Syarat lainnya yang dapat ditetapkan oleh bank:
1. Tersedianya dana
2. Adanya materai yang cukup
3. Jika ada coretan atau perubahan harus ditandatangani oleh si pemberi cek
4. Jumlah uang yang terbilang dan tersebut harus sama
5. Memperlihatkan masa kadaluwarsa cek yaitu 70 hari setelah dikeluarkannya cek tersebut
6. Tanda tangan atau cap perusahaan harus sama dengan speciment/contoh
7. Tidak diblokir pihak berwenang
8. Endorsment cek benar (jika ada)
9. Kondisi cek sempurna
10. Rekening belum ditutup
11. Dan syarat-syarat lainnya

Keterangan yang ada didalam suatu cek:
1. Ada tertulis kata-kata Cek atau Cheque
2. Ada tertulis Bank Penerbit (Bank Matras)
3. Ada nomor cek
4. Ada tanggal penulisan cek (di bawah nomor cek)
5. Ada perintah membayar " bayarlah kepada....... atau pembawa"
6. Ada jumlah uang (nominal angka dan huruf)
7. Ada-tanda tangan dan atau cap perusahaan pemilik cek

Pihak-pihak yang terlibat dalam transaksi yang menggunakan cek adalah:
1. Penarik (drawee) adalah giran yang menerbitkan cek atau pihak yang memiliki kewajiban pembayaran;
2. Pemegang (namer, holder), dalam hal ini adalah kreditur atau pemilik piutang;
3. Tertarik (betrokkene, drawee, payee), adalah pihak lain (biasanya bank) yang memperoleh perintah dari Penarik untuk membayar kepada Pemegang atau Pembawa atau Pengganti dari Pemegang;
4. Pembawa (toonder, bearer), adalah siapapun yang memegang cek dengan klausula kepada pembawa;
5. Pengganti (order), adalah adalah siapapun yang namanya tercantum dalam cek dengan klausula kepada pengganti;
6. Endosant (Indorser) adalah pemegang cek dengan klausula kepada pengganti yang mengalihkan hak tagih kepada pihak lain yang namanya tercantum sebagai pengganti.

Alur transaksi cek yaitu:
1. Penerbit menuliskan jumlah nominal uang yang akan dibayarkannya pada cek. Penerbit juga menuliskan nomor rekening dari pemegang  cek, disertai nama bank dari pemegang cek. Penerbit menandatangani cek bilyet tersebut. Cek bilyet itu tentu didapatkan oleh penerbit dari bank penerbit. 
2. Penerbit menyerahkan cek bilyet itu kepada pemegang cek. 
3. Pemegang cek menyerahkan cek bilyet tadi kepada bank di tempat pemegang cek memiliki rekening. Pemegang menginstruksikan kepada banknya agar memproses cek bilyet itu ke rumah kliring.
4. Bank pemegang cek membawa cek itu ke rumah kliring. Umumnya yang disebut rumah kliring adalah bank sentral di negara atau daerah tersebut. Perlu dicatat bahwa data elektronik dari cek tersebut dikirim secara elektronik terlebih dahulu ke bank sentral, sebelum pengiriman cek fisik. Oleh bank pemegang, pada cek tersebut juga ditambahkan informasi di rekening bank mana cek itu ditujukan. Mesin yang dipergunakan untuk membaca dan mengirim data cek dari bank ke rumah kliring disebut Magnetic Ink Cheque Reader & Encoder (MICRE).
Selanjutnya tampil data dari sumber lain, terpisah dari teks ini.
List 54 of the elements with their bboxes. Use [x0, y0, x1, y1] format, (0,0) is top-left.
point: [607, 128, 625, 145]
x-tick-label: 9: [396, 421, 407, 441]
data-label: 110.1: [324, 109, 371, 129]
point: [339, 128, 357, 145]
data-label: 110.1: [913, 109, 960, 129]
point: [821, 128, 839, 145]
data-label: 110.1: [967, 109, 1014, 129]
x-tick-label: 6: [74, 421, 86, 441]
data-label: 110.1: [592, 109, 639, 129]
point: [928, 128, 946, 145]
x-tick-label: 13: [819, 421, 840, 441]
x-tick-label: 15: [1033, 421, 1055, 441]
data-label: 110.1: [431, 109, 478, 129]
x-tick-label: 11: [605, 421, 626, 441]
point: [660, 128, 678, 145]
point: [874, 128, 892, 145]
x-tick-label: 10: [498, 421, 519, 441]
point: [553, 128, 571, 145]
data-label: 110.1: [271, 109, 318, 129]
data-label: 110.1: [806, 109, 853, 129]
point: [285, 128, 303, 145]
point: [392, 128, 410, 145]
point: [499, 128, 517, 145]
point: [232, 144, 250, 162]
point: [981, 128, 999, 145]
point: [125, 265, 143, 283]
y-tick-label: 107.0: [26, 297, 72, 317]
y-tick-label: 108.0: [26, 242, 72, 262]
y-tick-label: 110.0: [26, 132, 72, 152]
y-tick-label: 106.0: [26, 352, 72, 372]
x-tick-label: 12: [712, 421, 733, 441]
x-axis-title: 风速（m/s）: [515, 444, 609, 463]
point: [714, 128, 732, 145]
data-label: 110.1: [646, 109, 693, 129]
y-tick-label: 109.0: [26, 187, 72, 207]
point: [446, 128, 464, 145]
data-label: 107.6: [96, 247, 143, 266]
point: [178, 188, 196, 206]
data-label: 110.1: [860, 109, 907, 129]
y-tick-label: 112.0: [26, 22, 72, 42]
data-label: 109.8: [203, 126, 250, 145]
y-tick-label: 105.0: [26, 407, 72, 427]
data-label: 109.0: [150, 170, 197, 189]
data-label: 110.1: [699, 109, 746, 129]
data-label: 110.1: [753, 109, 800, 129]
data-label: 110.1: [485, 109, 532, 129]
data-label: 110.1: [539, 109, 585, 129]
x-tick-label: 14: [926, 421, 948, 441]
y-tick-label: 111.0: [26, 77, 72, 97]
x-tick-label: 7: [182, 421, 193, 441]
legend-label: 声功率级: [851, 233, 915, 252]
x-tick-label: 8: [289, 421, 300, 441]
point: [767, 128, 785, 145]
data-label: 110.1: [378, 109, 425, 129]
Hal-hal yang perlu diperhatikan dalam cek:
1. Dalam cek tidak berlaku tanggal efektif, sehingga pembayaran wajib dilakukan pada saat diunjukkan;
2. Apabila tempat pembayaran tidak ditulis dalam cek, maka nama tempat di samping nama bank pembayar dianggap sebagai tempat pembayaran (Pasal 179 KUHD);
3. Bila ada beberapa tempat yang ditulis, maka nama tempat yang ditulis terdahululah yang dianggap sebagai tempat pembayaran (Pasal 179 KUHD);
4. Jika petunjuk-petunjuk dalam butir 1, 2 dan 3 di atas tidak ada, maka pembayaran dianggap di kantor pusat bank pembayar (Pasal 179 KUHD);
5. Jika tempat dimana cek itu diterbitkan tidak tertulis, maka tempat yang tertulis di samping nama penerbit dianggap sebagai tempat diterbitkannya warkat cek (Pasal 179 KUHD);
6. Tiap-tiap cek harus ditarik di bank yang mengelola dana untuk keperluan penerbit atau giran (Pasal 180 KUHD);
7. Cek tidak boleh diaksep, karena berfungsi sebagai alat pembayaran tunai, sehingga apabila cek diaksep maka akseptasi tersebut dianggap tidak ada (Pasal 181 KUHD);
8. Cek dapat diterbitkan untuk keperluan penerbit sendiri

Jenis-jenis Cek
Berdasarkan Pasal 182 KUHD dan dikaitkan dengan mekanisme pengalihannya cek dapat dibagi menjadi:
1. Cek Atas Nama
Cek yang nama pemiliknya dituliskan pada cek tersebut dan bank hanya akan membayar kepada orang atau badang tersebut. Contoh: jika di dalam cek tertulis perintah bayarlah kepada Tn. Sigit Pramono sejumlah Rp 1.000.000 atau bayarlah kepada PT APB Indonesia uang sejumlah Rp 1.000.000, cek inilah yang disebut cek atas nama, namun dengan catatan kata "atau pembawa" di belakang nama yang diperintahkan dicoret.

2. Cek Atas Unjuk
Kebalikan dari cek atas nama. Di dalam cek atas unjuk tidak tertulis nama seseorang atau badan hukum tertentu, jadi siapa saja dapat mencairkan cek atau, dengan kata lain, cek dapat diuangkan oleh si pembawa cek. Contoh: Di dalam cek tersebut tertulis bayarlah tunai, atau cash, atau tidak ditulis kata-kata apa pun.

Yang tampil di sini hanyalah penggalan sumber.